Carolina había decidido criar en casa a un enorme pitón amarillo al que llamó Ámbar. Durante tres años lo cuidó como a una mascota común, conviviendo con él como si fuera parte de la familia.
Sus padres y amigos no ocultaban su preocupación:
—Ten cuidado, es un depredador.
Pero Carolina siempre respondía con una sonrisa:
—Es manso, me quiere, nunca me haría daño.
Los primeros comportamientos extraños
Con el tiempo, Ámbar comenzó a mostrar señales inquietantes.
Primero dejó de comer. Carolina pensó que era un simple capricho, pero la situación se repitió durante semanas.
Por las noches, el pitón salía de su terrario y se estiraba junto a ella en la cama, colocando su cabeza a la altura de su hombro y la cola en sus tobillos, como si estuviera midiendo su cuerpo.

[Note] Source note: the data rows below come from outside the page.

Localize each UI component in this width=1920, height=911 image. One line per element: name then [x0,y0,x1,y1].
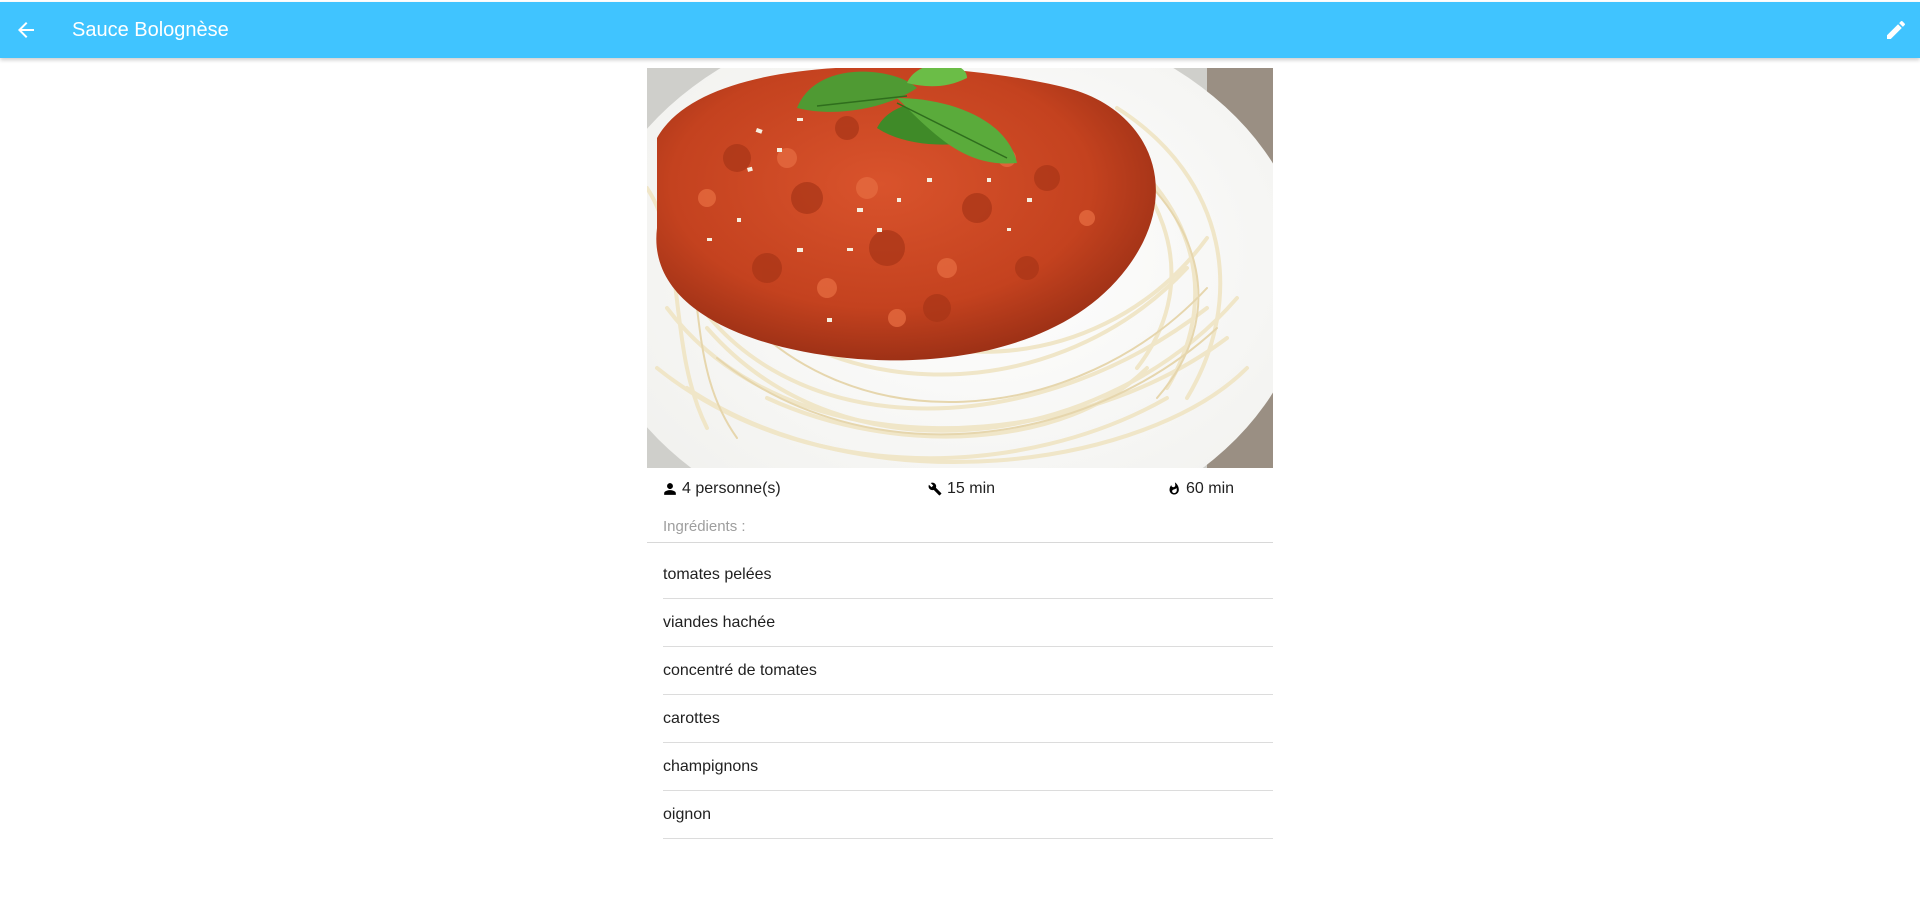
ingredient-item[interactable]: concentré de tomates [663,647,1273,695]
back-arrow-icon[interactable] [14,18,38,42]
person-icon [664,483,676,495]
ingredient-item[interactable]: oignon [663,791,1273,839]
ingredient-list: tomates pelées viandes hachée concentré … [647,543,1273,839]
recipe-photo [647,68,1273,468]
servings: 4 personne(s) [663,480,781,498]
ingredient-item[interactable]: tomates pelées [663,551,1273,599]
recipe-meta: 4 personne(s) 15 min 60 min [647,468,1273,508]
ingredients-heading: Ingrédients : [647,508,1273,543]
app-bar: Sauce Bolognèse [0,2,1920,58]
cook-time-value: 60 min [1186,480,1235,497]
wrench-icon [928,482,942,496]
recipe-detail: 4 personne(s) 15 min 60 min Ingrédients … [647,68,1273,839]
page-title: Sauce Bolognèse [72,19,229,41]
flame-icon [1169,482,1179,495]
ingredient-item[interactable]: champignons [663,743,1273,791]
ingredient-item[interactable]: carottes [663,695,1273,743]
prep-time: 15 min [928,480,995,498]
servings-value: 4 personne(s) [682,480,781,497]
edit-pencil-icon[interactable] [1884,18,1908,42]
ingredient-item[interactable]: viandes hachée [663,599,1273,647]
prep-time-value: 15 min [947,480,996,497]
cook-time: 60 min [1167,480,1234,498]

Otras veces, se enroscaba suavemente en su cintura y se quedaba inmóvil, como calculando cada costilla.
Durante el día, elegía tumbarse en el suelo frío cerca de su cama, observando cada movimiento de Carolina, en especial el vaivén de su respiración.
Incluso llegaba a trepar hasta su pecho, rozando su cuello con la lengua bífida. Ella lo interpretaba como una muestra de cariño, un “beso”, y lo tomaba con humor.
Pero las noches se hicieron cada vez más pesadas: Carolina despertaba con la presión del animal sobre su pecho, dificultándole respirar.
La consulta con el veterinario
Una madrugada, al escuchar un fuerte silbido del pitón, decidió que ya era momento de buscar ayuda profesional.
El veterinario lo examinó con calma, pesó al animal y escuchó con atención las descripciones de Carolina sobre la falta de apetito y las conductas nocturnas.
Finalmente, con voz seria, explicó:
—Esto no es cariño. Los grandes pitones dejan de comer y se estiran junto a su dueño para medir si su tamaño es adecuado como presa. El hecho de que se enrosque es un ensayo de estrangulación. Tienes una hembra madura y fuerte. Es capaz de asfixiarte. Lo que ocurre es claro: tu pitón se estaba preparando para devorarte.
El diagnóstico fue contundente: aislamiento inmediato, un cambio de dieta y, lo más recomendable, entregar al animal a un centro especializado.
La difícil decisión
Esa noche, Carolina observó cómo Ámbar se deslizaba sobre las sábanas, repitiendo aquel inquietante comportamiento de rodearla por completo. Pero esta vez ella estaba despierta.
Con el corazón encogido, tomó al animal con cuidado, lo colocó en el terrario, cerró el pestillo y se sentó en silencio junto a él.
Al amanecer, se armó de valor y llamó al centro de reptiles de la ciudad. Esa misma tarde, personal especializado llegó a recogerlo. Ámbar fue trasladado a un amplio recinto, con cuidadores expertos y la alimentación adecuada.
¿Qué aprendemos de esta historia?
Esta experiencia nos recuerda que los animales salvajes no deben ser tratados como simples mascotas. Aunque puedan parecer mansos, conservan instintos depredadores que pueden representar un grave peligro para los humanos. El amor por los animales también implica responsabilidad: saber cuándo es necesario brindarles un entorno seguro y especializado, lejos de los riesgos de la convivencia doméstica.